The concept of a language to communicate with a computer, a machine or any kind of device performing operations is at the heart of Computer Science, a field that has truly thrived with the emergence of symbolic programming languages in the 1960s. Formalizing the algorithms that enable computers to calculate an intended result, to control a machine or a robot, to search and find the relevant information in response to a query, and even to imitate the human brain in actions such as measuring risk and making decisions, is the main activity of computer scientists as well as of ordinary computer users.

The languages designed for these tasks, which number by thousands, are defined in the first place by syntactic rules that construct sets of words and to which are then attached meanings. This understanding of a language was first conceived by structural linguists, in particular Nicolaï Troubetskoï, Roman Jacobson and Noam Chomsky, and has transformed Linguistics, the study of natural languages, by giving it new directions. It has also been extended to programming languages, which are artificial languages, and to the Lambda Calculus, one of many languages devised by logicians, among whom we can cite Kurt Gödel, Alonzo Church and Alan Turing, who aspired to standardize mathematical notation and to mechanize proofs.

This chapter presents the main definitions and results of this book and their significance, with the help of a few basic examples. It is written so as to be readable independently of the other chapters. Definitions are sometimes given informally, with simplified notation, and most proofs are omitted. All definitions will be repeated with the necessary technical details in subsequent chapters.

In Section 1.1, we present the notion of equational set of an algebra by using as examples a context-free language, the set of cographs and the set of series-parallel graphs. We also introduce our algebraic definition of derivation trees.

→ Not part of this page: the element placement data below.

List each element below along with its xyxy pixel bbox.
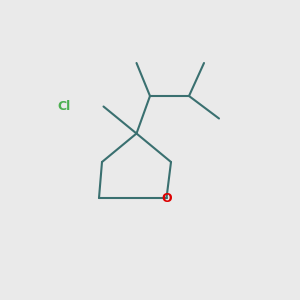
Text: O: O [161,191,172,205]
Text: Cl: Cl [58,100,71,113]
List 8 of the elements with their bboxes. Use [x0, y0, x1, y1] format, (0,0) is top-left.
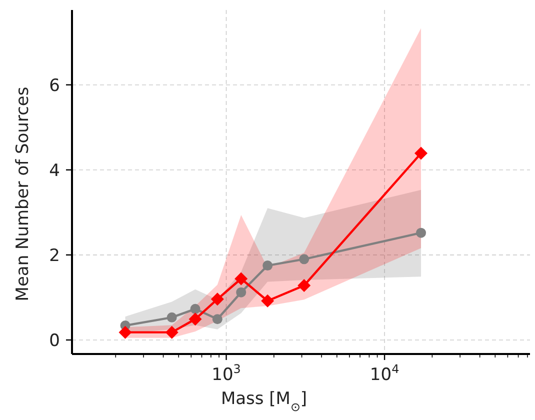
x-axis-title: Mass [M$_{⊙}$] [220, 389, 308, 414]
y-tick-label: 6 [49, 76, 60, 96]
y-tick-label: 0 [49, 330, 60, 351]
x-tick-label: 10$^{4}$ [370, 362, 400, 385]
y-axis-title: Mean Number of Sources [13, 86, 33, 302]
y-tick-label: 2 [49, 246, 60, 266]
x-tick-label: 10$^{3}$ [212, 362, 241, 385]
y-tick-label: 4 [49, 160, 60, 181]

In Section 1.2, we introduce the notion of recognizability in a concrete way, in terms of properties that can be proved or refuted, for every element of the considered algebra, by an induction on any term that defines this element. We formulate a concrete version of the Filtering Theorem saying that the intersection of an equational set and a recognizable one is equational. It follows that one can decide if a property belonging to a finite inductive set of properties is valid for every element of a given equational set. We explain the relationship between recognizability and finite automata on terms.

In Section 1.3, we show with several key examples how monadic second-order sentences can express graph properties. We recall the fundamental equivalence of monadic second-order sentences and finite automata on words and terms.